Member Research & Reports

Drexel: Doctors’ Biases Mean Black Men Don’t Get the Same Treatment in Health Care

A new qualitative study has shown that racial bias and fear of black men likely result in them not getting the same health care as white male patients.

Published by the Journal of Racial and Ethnic Health Disparities, the study by Ms. Marie Plaisime, a 2014 MPH graduate of Drexel University’s Dornsife School of Public Health and current Howard University doctoral student, found that health providers largely perceive black male patients with bias, fear and discomfort.

The findings described in “Healthcare Providers’ Formative Experiences with Race and Black Male Patients in Urban Hospital Environments” back up past quantitative studies that found that black men are less likely to receive cardiac medical procedures such as cardiac catheterizations and coronary angioplasties compared to white men presenting with identical symptoms.

Plaisime’s work on this study was conducted under Dr. Jennifer Taylor, associate professor of Environmental and Occupational Health in the Dornsife School of Public Health.

“Racial bias in health care is worrying because one of the highest values of medical practice is to ‘do no harm,’” Dr. Taylor said. “Whether explicit or implicit, our racial biases can direct patients to different and unequal treatments that do not make them whole. No one goes into medicine wanting this to happen, so we must look at both our personal and professional socialization to check in on how those experiences may influence our actions as caregivers.”

Participants in the study included physicians, nurses and medical students from two urban university hospitals in the United States. Interviews were conducted with them to gather qualitative data on how formative childhood, personal and professional experiences with race and black men influence interactions with male, black patients today.

Plaisime and colleagues found themes across the interviews that were reflective of personally-mediated racism. They concluded that the perception of black males and cognitive dissonance appear to influence providers’ approaches with black male patients.

Both black and white medical providers who were interviewed described situations in which black male patients were treated differently based on race.

White providers spoke of their lack of exposure to black males and described feelings of fear or discomfort in their presence. Black providers shared their frustration with media portrayal of black men, the pressure they feel to avoid confirming negative stereotypes associated with black culture, and instances of patients discriminating against them.

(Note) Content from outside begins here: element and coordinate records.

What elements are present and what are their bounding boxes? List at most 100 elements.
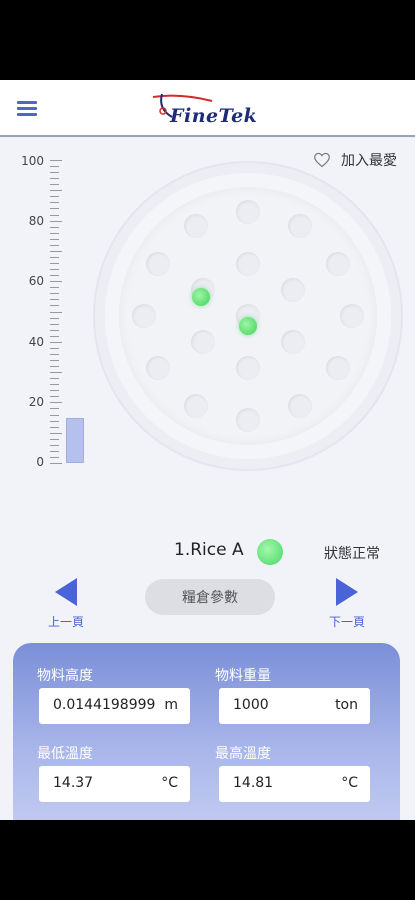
scale-tick xyxy=(50,190,62,192)
min-temp-unit: °C xyxy=(161,775,178,791)
scale-tick xyxy=(50,202,59,204)
sensor-point xyxy=(190,330,215,354)
scale-label-100: 100 xyxy=(21,154,44,168)
scale-tick xyxy=(50,226,59,228)
scale-tick xyxy=(50,456,59,458)
sensor-point xyxy=(236,200,260,224)
sensor-point xyxy=(145,356,170,380)
scale-tick xyxy=(50,329,59,331)
scale-tick xyxy=(50,426,59,428)
scale-tick xyxy=(50,408,59,410)
scale-tick xyxy=(50,166,59,168)
sensor-point xyxy=(340,304,364,328)
scale-tick xyxy=(50,232,59,234)
scale-tick xyxy=(50,263,59,265)
silo-top-view xyxy=(105,173,391,459)
max-temp-value: 14.81 xyxy=(233,775,274,791)
app-screen: FineTek 加入最愛 100 80 60 40 20 0 1.Rice A … xyxy=(0,80,415,820)
scale-tick xyxy=(50,420,59,422)
scale-tick xyxy=(50,323,59,325)
scale-tick xyxy=(50,220,62,222)
scale-tick xyxy=(50,384,59,386)
triangle-left-icon xyxy=(55,578,77,606)
app-bar: FineTek xyxy=(0,80,415,137)
scale-tick xyxy=(50,335,59,337)
sensor-point xyxy=(184,394,208,419)
scale-tick xyxy=(50,172,59,174)
scale-tick xyxy=(50,353,59,355)
scale-label-60: 60 xyxy=(28,274,44,288)
add-favorite[interactable]: 加入最愛 xyxy=(313,150,397,170)
active-sensor-point xyxy=(239,317,257,335)
status-indicator-icon xyxy=(257,539,283,565)
sensor-point xyxy=(281,330,306,354)
scale-tick xyxy=(50,311,62,313)
scale-tick xyxy=(50,341,62,343)
prev-page-button[interactable]: 上一頁 xyxy=(36,575,96,630)
sensor-point xyxy=(288,213,312,238)
scale-tick xyxy=(50,366,59,368)
parameters-panel: 物料高度 0.0144198999 m 物料重量 1000 ton 最低溫度 1… xyxy=(13,643,400,820)
scale-label-0: 0 xyxy=(36,455,44,469)
sensor-point xyxy=(236,252,260,276)
scale-tick xyxy=(50,450,59,452)
material-weight-value: 1000 xyxy=(233,697,269,713)
scale-tick xyxy=(50,390,59,392)
heart-icon xyxy=(314,152,330,168)
sensor-point xyxy=(236,356,260,380)
material-weight-field[interactable]: 1000 ton xyxy=(219,688,370,724)
scale-tick xyxy=(50,256,59,258)
scale-tick xyxy=(50,359,59,361)
scale-tick xyxy=(50,160,62,161)
scale-tick xyxy=(50,208,59,210)
scale-tick xyxy=(50,214,59,216)
logo-text: FineTek xyxy=(170,105,258,127)
sensor-point xyxy=(326,252,351,276)
material-height-unit: m xyxy=(164,697,178,713)
material-height-label: 物料高度 xyxy=(37,668,93,684)
triangle-right-icon xyxy=(336,578,358,606)
scale-tick xyxy=(50,438,59,440)
sensor-point xyxy=(132,304,156,328)
scale-tick xyxy=(50,402,62,404)
level-scale: 100 80 60 40 20 0 xyxy=(0,152,100,472)
material-height-field[interactable]: 0.0144198999 m xyxy=(39,688,190,724)
scale-tick xyxy=(50,347,59,349)
scale-tick xyxy=(50,372,62,374)
max-temp-field[interactable]: 14.81 °C xyxy=(219,766,370,802)
scale-tick xyxy=(50,275,59,277)
active-sensor-point xyxy=(192,288,210,306)
add-favorite-label: 加入最愛 xyxy=(341,153,397,169)
next-page-label: 下一頁 xyxy=(328,615,365,629)
silo-name: 1.Rice A xyxy=(174,540,244,560)
material-height-value: 0.0144198999 xyxy=(53,697,156,713)
sensor-point xyxy=(184,213,208,238)
scale-tick xyxy=(50,293,59,295)
scale-label-40: 40 xyxy=(28,335,44,349)
scale-tick xyxy=(50,299,59,301)
scale-tick xyxy=(50,305,59,307)
scale-tick xyxy=(50,244,59,246)
min-temp-label: 最低溫度 xyxy=(37,746,93,762)
scale-tick xyxy=(50,317,59,319)
material-level-bar xyxy=(66,417,84,463)
scale-tick xyxy=(50,444,59,446)
hamburger-icon[interactable] xyxy=(17,101,37,116)
scale-tick xyxy=(50,269,59,271)
scale-tick xyxy=(50,196,59,198)
scale-tick xyxy=(50,250,62,252)
silo-params-button[interactable]: 糧倉參數 xyxy=(145,579,275,615)
scale-tick xyxy=(50,287,59,289)
scale-tick xyxy=(50,414,59,416)
next-page-button[interactable]: 下一頁 xyxy=(317,575,377,630)
sensor-point xyxy=(288,394,312,419)
max-temp-unit: °C xyxy=(341,775,358,791)
scale-tick xyxy=(50,396,59,398)
silo-sensor-grid xyxy=(119,187,377,445)
max-temp-label: 最高溫度 xyxy=(215,746,271,762)
min-temp-field[interactable]: 14.37 °C xyxy=(39,766,190,802)
sensor-point xyxy=(145,252,170,276)
prev-page-label: 上一頁 xyxy=(47,615,84,629)
scale-tick xyxy=(50,463,62,464)
scale-tick xyxy=(50,432,62,434)
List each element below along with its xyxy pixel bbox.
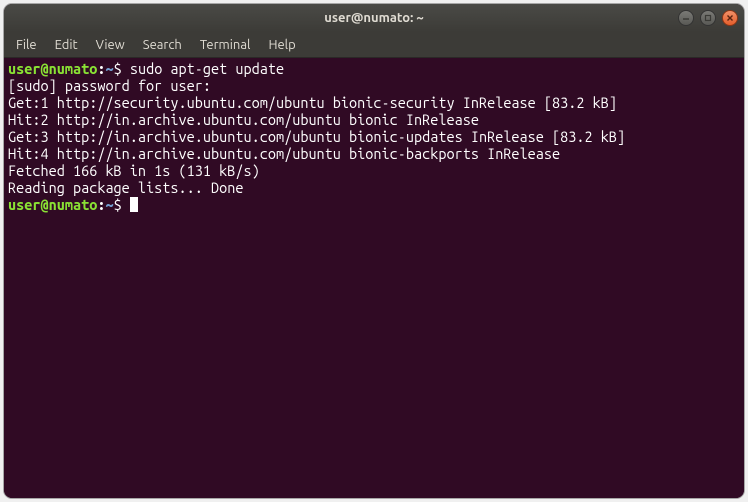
- window-title: user@numato: ~: [324, 11, 423, 25]
- menu-edit[interactable]: Edit: [47, 34, 86, 56]
- maximize-icon: [704, 14, 712, 22]
- output-line: Hit:2 http://in.archive.ubuntu.com/ubunt…: [8, 111, 740, 128]
- menu-terminal[interactable]: Terminal: [192, 34, 259, 56]
- close-button[interactable]: [722, 10, 738, 26]
- command-text: sudo apt-get update: [130, 60, 284, 77]
- output-line: [sudo] password for user:: [8, 77, 740, 94]
- output-line: Hit:4 http://in.archive.ubuntu.com/ubunt…: [8, 145, 740, 162]
- window-controls: [678, 10, 738, 26]
- close-icon: [726, 14, 734, 22]
- menu-help[interactable]: Help: [260, 34, 303, 56]
- terminal-area[interactable]: user@numato:~$ sudo apt-get update[sudo]…: [4, 58, 744, 498]
- minimize-icon: [682, 14, 690, 22]
- output-line: Fetched 166 kB in 1s (131 kB/s): [8, 162, 740, 179]
- menubar: File Edit View Search Terminal Help: [4, 32, 744, 58]
- menu-search[interactable]: Search: [135, 34, 190, 56]
- output-line: Get:1 http://security.ubuntu.com/ubuntu …: [8, 94, 740, 111]
- maximize-button[interactable]: [700, 10, 716, 26]
- output-line: Get:3 http://in.archive.ubuntu.com/ubunt…: [8, 128, 740, 145]
- terminal-line: user@numato:~$ sudo apt-get update: [8, 60, 740, 77]
- prompt-path: ~: [105, 60, 113, 77]
- titlebar: user@numato: ~: [4, 4, 744, 32]
- minimize-button[interactable]: [678, 10, 694, 26]
- prompt-symbol: $: [114, 60, 122, 77]
- menu-view[interactable]: View: [88, 34, 133, 56]
- terminal-line: user@numato:~$: [8, 196, 740, 213]
- prompt-path: ~: [105, 196, 113, 213]
- terminal-window: user@numato: ~ File Edit View Search Ter…: [4, 4, 744, 498]
- output-line: Reading package lists... Done: [8, 179, 740, 196]
- prompt-user-host: user@numato: [8, 60, 97, 77]
- prompt-symbol: $: [114, 196, 122, 213]
- cursor-icon: [130, 197, 138, 212]
- prompt-user-host: user@numato: [8, 196, 97, 213]
- menu-file[interactable]: File: [8, 34, 45, 56]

The qualitative nature of this study allowed the authors to explore where previous quantitative findings ended. By gaining insights into the patient-provider encounter, this study suggests the need to develop curricula in health professional schools that address provider racial bias. Understanding the dynamics operating in the patient-provider encounter will enhance the ability to address and reduce health disparities.

“Participants in this study told us they had little useful training on how to deal with their own implicit bias that may affect the quality and safety of the patient care they give,” Dr. Taylor said. “We heard that past programs took the form of a grand round seminar or one lecture in a class, and were based off of pre-existing cultural competency curricula that were incorrect, stereotypical, or insulting. I think we have a unique opportunity to redesign health care training by developing social-cultural competencies as an essential component of health professional candidates’ skillset.”